If you are also using cloudflare, you should already be able to access the service with https://<domain-name> now because cloudflare will automatically generate a SSL certificate.

However, you will see that the certificate is only between browser and cloudflare. The connection between cloudflare and the server is still not encrypted.

You will see the following error message when you use Full encryption mode on cloudflare.

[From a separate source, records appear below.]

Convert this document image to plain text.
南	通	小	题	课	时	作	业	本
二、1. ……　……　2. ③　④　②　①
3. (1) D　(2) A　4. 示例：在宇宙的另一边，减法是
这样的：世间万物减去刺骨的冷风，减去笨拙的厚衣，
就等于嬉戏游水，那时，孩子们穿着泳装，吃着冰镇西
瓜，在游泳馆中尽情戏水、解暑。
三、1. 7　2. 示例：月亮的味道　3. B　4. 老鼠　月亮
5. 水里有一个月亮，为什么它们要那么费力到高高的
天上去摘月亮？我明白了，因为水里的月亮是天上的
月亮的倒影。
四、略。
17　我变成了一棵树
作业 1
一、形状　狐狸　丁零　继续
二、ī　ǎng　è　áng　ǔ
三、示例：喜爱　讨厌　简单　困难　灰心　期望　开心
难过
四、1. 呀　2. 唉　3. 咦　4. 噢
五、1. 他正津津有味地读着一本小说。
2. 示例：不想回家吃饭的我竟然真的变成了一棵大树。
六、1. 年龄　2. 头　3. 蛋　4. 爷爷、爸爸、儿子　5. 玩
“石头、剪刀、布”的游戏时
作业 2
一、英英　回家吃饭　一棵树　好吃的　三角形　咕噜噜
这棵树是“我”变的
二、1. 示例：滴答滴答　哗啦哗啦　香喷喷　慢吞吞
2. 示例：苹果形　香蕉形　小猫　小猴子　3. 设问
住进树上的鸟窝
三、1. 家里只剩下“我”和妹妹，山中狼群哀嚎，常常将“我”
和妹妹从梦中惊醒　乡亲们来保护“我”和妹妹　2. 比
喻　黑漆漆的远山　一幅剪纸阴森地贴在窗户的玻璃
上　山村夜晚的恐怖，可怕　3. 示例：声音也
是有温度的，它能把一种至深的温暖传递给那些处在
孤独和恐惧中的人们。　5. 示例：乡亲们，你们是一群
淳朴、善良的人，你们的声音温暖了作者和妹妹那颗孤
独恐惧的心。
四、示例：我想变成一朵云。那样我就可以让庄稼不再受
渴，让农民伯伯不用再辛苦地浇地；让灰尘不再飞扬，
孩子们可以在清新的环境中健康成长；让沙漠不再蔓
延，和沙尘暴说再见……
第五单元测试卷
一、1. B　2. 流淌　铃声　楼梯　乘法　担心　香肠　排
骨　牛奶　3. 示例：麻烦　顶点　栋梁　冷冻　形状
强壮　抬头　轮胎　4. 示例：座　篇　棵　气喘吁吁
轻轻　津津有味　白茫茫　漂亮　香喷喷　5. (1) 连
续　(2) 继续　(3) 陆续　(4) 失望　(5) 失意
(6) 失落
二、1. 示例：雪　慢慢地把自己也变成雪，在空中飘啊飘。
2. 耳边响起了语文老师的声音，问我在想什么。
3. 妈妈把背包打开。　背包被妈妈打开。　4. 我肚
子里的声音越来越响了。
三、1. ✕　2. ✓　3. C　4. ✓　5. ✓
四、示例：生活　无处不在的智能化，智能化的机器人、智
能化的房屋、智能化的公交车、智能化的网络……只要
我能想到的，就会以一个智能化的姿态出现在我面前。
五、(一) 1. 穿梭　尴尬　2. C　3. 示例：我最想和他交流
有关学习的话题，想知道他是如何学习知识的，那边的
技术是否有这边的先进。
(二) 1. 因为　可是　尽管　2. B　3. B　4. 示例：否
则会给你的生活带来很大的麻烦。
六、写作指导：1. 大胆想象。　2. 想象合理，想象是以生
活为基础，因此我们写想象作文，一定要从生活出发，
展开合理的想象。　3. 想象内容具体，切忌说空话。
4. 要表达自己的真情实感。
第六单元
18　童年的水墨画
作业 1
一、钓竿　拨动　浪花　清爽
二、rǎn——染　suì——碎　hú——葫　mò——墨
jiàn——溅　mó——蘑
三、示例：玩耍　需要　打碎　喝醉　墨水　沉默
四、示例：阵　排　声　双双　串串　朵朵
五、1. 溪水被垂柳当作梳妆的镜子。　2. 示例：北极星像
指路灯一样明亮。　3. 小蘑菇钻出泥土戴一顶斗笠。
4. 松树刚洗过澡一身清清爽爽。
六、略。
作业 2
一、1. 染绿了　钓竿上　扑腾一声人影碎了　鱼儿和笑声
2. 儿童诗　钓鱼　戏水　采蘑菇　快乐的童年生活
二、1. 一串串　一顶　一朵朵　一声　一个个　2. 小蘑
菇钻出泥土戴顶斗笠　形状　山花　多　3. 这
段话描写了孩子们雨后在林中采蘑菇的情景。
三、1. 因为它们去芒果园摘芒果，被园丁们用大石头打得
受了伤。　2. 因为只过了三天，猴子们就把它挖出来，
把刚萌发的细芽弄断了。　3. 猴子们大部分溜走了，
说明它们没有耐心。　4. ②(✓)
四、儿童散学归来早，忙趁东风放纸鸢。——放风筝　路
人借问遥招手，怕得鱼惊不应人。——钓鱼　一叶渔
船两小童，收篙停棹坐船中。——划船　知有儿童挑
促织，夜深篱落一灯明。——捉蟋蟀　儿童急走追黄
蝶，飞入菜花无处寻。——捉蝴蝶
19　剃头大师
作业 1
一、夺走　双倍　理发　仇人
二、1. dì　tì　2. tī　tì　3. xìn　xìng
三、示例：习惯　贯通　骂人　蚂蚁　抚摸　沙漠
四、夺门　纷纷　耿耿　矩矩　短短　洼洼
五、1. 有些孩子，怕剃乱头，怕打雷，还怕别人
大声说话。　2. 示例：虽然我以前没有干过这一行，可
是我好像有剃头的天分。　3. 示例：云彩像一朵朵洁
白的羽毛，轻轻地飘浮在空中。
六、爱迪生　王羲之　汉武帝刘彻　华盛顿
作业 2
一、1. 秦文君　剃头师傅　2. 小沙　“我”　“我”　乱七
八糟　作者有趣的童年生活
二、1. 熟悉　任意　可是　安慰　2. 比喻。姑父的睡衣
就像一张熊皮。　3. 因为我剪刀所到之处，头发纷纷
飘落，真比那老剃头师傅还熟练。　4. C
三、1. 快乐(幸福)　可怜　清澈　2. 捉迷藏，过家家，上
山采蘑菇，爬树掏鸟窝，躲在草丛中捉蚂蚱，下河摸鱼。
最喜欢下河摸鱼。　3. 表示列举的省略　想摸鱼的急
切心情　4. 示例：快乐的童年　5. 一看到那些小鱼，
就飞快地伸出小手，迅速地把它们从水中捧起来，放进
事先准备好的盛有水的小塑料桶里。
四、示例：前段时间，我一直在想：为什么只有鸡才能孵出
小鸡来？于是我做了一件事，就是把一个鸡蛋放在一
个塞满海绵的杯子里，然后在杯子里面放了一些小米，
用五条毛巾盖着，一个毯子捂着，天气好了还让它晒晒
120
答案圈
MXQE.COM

  1. Create a server certificate with certbot we can generate a SSL Certificate for our server with certbot.
sudo certbot --nginx -d <domain-name>
output
(base) ubuntu@dev-eric:/etc/nginx/sites-available$ sudo certbot --nginx -d code-server.dev-eric.work
Saving debug log to /var/log/letsencrypt/letsencrypt.log
Requesting a certificate for code-server.dev-eric.work

Successfully received certificate.
Certificate is saved at: /etc/letsencrypt/live/code-server.dev-eric.work/fullchain.pem
Key is saved at:         /etc/letsencrypt/live/code-server.dev-eric.work/privkey.pem
This certificate expires on 2024-03-30.
These files will be updated when the certificate renews.
Certbot has set up a scheduled task to automatically renew this certificate in the background.

Deploying certificate
Successfully deployed certificate for code-server.dev-eric.work to /etc/nginx/sites-enabled/code-server.dev-eric.work
Congratulations! You have successfully enabled HTTPS on https://code-server.dev-eric.work

- - - - - - - - - - - - - - - - - - - - - - - - - - - - - - - - - - - - - - - -
If you like Certbot, please consider supporting our work by:
 * Donating to ISRG / Let's Encrypt:   https://letsencrypt.org/donate
 * Donating to EFF:                    https://eff.org/donate-le
- - - - - - - - - - - - - - - - - - - - - - - - - - - - - - - - - - - - - - - -

Auto modified nginx config file

You will see that certbot automatically modified the nginx config file.

server {
 server_name code-server.dev-eric.work;
 location / {
   proxy_pass http://localhost:3001;
   proxy_set_header Host $host;
   proxy_set_header Upgrade $http_upgrade;
   proxy_set_header Connection upgrade;
   proxy_set_header Accept-Encoding gzip;
 }


    listen 443 ssl; # managed by Certbot
    ssl_certificate /etc/letsencrypt/live/code-server.dev-eric.work/fullchain.pem; # managed by Certbot
    ssl_certificate_key /etc/letsencrypt/live/code-server.dev-eric.work/privkey.pem; # managed by Certbot
    include /etc/letsencrypt/options-ssl-nginx.conf; # managed by Certbot
    ssl_dhparam /etc/letsencrypt/ssl-dhparams.pem; # managed by Certbot

}
server {
    if ($host = code-server.dev-eric.work) {
        return 301 https://$host$request_uri;
    } # managed by Certbot


 server_name code-server.dev-eric.work;
    listen 80;
    return 404; # managed by Certbot


}
info

Reference article: https://www.digitalocean.com/community/tutorials/how-to-secure-nginx-with-let-s-encrypt-on-ubuntu-18-04

  1. Ready to go

Now you should be able to access the service with https://<domain-name>.

If you are using cloudflare, you will realize that the site is now available with Full encryption mode.